Agentes da Secretaria de Estado da Fazenda (Sefa) apreenderam, no último sábado (11), uma carga de perfis estruturais metálicos avaliada em R$ 368,8 mil no posto fiscal de São Geraldo do Araguaia, no sudeste paraense. A mercadoria, proveniente de Balneário Camboriú (SC) e destinada ao município de Parauapebas (PA), foi interceptada devido à falta de recolhimento do imposto correspondente ao Diferencial de Alíquotas (Difal), obrigatório em operações interestaduais.
De acordo com informações da Agência Pará, a ação foi conduzida por fiscais de receitas estaduais vinculados à Coordenação de Controle de Mercadorias em Trânsito de Carajás. A retenção ocorreu durante uma rotina de monitoramento no posto fiscal que faz a divisa entre os estados do Pará e Tocantins, ponto estratégico para a entrada de insumos industriais e de construção civil na região.
Por que a mercadoria foi retida pelos fiscais da Sefa?
A apreensão ocorreu após os servidores identificarem inconsistências na documentação fiscal apresentada pelo transportador. Durante a análise técnica, os fiscais constataram que a operação era destinada a um consumidor final não contribuinte do Imposto sobre Circulação de Mercadorias e Serviços (ICMS). Nestes casos, a legislação tributária vigente exige o pagamento antecipado do Diferencial de Alíquotas para o estado de destino.

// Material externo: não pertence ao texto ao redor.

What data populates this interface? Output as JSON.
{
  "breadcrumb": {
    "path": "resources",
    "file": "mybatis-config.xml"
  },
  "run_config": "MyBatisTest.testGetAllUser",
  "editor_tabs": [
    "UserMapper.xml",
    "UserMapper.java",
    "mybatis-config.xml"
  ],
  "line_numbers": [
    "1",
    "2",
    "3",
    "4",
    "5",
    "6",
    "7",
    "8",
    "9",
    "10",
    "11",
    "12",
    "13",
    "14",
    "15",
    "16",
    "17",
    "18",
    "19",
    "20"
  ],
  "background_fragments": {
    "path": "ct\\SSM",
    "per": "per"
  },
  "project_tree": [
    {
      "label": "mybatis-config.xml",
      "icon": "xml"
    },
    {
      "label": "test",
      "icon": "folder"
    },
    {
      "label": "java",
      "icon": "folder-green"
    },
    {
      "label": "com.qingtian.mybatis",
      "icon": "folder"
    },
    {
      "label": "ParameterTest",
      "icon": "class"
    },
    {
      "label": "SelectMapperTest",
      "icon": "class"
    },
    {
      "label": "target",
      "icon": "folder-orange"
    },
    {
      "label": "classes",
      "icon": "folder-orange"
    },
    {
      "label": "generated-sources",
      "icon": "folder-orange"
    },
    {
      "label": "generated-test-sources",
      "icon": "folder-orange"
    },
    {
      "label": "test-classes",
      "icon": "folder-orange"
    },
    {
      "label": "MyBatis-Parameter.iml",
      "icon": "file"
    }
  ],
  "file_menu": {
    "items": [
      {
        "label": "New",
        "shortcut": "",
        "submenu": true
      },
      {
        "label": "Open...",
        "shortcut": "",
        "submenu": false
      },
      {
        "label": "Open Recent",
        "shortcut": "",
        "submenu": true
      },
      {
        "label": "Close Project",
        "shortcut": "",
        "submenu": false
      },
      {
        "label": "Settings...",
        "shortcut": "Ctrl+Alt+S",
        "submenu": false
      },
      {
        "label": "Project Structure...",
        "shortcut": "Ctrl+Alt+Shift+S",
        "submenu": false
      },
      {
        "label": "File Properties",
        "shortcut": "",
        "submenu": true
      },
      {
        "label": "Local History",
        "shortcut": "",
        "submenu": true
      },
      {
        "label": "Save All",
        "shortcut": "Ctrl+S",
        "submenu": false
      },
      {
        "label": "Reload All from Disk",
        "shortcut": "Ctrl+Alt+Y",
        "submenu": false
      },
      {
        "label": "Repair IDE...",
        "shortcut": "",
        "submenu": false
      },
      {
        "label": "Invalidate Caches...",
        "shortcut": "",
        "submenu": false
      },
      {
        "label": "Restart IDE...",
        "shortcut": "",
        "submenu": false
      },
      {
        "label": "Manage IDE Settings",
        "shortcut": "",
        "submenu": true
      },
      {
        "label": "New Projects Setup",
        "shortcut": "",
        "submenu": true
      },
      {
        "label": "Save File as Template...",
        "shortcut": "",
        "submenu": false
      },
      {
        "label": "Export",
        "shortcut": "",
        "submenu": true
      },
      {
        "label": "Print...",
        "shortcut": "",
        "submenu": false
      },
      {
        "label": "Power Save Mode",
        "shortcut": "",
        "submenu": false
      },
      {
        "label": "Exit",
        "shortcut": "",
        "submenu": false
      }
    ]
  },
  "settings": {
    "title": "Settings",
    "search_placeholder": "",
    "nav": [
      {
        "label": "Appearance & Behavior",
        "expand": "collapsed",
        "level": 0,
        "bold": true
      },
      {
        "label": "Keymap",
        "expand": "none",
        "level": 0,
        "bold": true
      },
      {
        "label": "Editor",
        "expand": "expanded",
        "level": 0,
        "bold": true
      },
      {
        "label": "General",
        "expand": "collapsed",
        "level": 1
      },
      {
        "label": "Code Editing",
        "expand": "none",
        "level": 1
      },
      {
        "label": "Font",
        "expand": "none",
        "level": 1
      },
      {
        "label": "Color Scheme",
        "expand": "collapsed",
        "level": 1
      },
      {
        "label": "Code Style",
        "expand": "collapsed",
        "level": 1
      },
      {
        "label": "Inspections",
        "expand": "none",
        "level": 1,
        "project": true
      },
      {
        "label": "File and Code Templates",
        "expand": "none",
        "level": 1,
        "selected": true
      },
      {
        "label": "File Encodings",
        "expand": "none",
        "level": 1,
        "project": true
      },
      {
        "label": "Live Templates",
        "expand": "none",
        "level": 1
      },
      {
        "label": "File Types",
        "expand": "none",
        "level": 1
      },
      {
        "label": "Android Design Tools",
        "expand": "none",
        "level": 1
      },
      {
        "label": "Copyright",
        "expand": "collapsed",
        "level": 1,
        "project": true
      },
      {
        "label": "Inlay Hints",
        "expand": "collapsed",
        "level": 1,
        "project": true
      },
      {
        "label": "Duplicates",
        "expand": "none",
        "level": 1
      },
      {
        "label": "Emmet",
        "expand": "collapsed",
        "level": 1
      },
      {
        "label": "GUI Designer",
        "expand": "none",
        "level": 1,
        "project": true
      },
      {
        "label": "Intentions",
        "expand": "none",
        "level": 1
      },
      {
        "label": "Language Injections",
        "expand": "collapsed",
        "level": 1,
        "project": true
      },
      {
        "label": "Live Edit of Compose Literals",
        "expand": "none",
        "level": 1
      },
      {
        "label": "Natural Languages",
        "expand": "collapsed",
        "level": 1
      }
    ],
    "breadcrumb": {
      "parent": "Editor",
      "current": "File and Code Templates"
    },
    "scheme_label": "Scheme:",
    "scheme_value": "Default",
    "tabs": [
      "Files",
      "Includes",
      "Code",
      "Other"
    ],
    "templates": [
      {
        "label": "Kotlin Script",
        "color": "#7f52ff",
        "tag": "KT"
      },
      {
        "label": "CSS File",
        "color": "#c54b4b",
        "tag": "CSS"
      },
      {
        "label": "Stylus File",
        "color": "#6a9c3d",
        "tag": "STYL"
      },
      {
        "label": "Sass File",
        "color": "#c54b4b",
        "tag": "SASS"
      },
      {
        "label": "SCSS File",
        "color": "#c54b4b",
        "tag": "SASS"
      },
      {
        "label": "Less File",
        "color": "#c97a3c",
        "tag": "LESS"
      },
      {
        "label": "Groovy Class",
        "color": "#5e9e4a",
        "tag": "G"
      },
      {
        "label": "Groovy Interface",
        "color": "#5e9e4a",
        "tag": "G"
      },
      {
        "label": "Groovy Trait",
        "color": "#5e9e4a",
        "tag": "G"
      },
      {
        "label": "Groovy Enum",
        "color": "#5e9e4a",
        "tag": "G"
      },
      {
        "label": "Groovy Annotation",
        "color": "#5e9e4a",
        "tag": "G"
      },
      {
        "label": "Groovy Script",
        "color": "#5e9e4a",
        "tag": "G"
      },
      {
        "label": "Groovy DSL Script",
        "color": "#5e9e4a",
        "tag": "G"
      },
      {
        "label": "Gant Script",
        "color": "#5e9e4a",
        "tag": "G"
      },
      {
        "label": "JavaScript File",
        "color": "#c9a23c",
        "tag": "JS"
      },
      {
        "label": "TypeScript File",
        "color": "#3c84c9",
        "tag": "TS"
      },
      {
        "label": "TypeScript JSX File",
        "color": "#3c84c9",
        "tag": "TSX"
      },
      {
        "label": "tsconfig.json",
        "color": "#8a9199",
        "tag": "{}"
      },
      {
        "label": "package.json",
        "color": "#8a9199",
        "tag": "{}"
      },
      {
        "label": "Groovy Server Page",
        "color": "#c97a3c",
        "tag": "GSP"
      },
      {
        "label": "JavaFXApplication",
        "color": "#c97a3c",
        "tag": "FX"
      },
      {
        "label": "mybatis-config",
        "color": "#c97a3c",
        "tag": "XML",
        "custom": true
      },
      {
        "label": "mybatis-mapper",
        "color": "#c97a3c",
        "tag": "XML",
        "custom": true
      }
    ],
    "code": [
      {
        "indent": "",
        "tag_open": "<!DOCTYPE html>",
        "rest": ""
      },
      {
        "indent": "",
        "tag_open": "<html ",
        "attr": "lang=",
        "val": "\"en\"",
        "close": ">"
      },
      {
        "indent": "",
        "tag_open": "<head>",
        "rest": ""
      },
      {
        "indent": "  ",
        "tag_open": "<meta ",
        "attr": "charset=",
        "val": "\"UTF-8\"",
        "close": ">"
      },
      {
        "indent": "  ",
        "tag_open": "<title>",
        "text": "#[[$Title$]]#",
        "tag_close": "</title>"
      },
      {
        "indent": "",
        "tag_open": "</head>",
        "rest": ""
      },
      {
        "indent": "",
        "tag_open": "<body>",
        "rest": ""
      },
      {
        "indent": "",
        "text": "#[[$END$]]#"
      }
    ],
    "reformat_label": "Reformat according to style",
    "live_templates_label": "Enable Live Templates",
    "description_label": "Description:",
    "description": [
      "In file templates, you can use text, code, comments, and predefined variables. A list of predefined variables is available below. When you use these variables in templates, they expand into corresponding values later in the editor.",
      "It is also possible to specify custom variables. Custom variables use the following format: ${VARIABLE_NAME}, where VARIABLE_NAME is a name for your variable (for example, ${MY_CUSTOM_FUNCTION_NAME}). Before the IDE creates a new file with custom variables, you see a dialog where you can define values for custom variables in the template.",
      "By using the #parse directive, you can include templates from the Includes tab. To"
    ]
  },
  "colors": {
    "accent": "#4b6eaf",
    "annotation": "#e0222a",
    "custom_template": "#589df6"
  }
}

O coordenador da unidade de Carajás, Cicinato Oliveira, detalhou o processo que levou à identificação da irregularidade. Segundo o gestor, o cruzamento de dados nos sistemas fazendários foi fundamental para confirmar a evasão fiscal. Oliveira explicou a fundamentação da ação através de nota oficial:
“Feita a análise documental, verificação física da carga e consultas aos sistemas da Sefa constatou-se tratar-se de operação destinada a consumidor final não contribuinte do ICMS, sem o recolhimento do imposto correspondente ao Diferencial de Alíquotas (Difal), devido ao Estado do Pará, conforme determina a legislação tributária vigente”
Como funciona a fiscalização de mercadorias em trânsito no Pará?
O trabalho realizado pela Sefa no posto fiscal de São Geraldo do Araguaia envolve a verificação rigorosa de todas as carretas que cruzam a fronteira estadual. Os fiscais realizam a conferência da nota fiscal eletrônica, verificam o peso e a natureza do produto e, se houver suspeita de irregularidade, procedem com a conferência física do compartimento de carga. No caso dos perfis metálicos, a inspeção confirmou que os itens correspondiam ao que estava descrito, mas a pendência financeira impedia a liberação legal da viagem.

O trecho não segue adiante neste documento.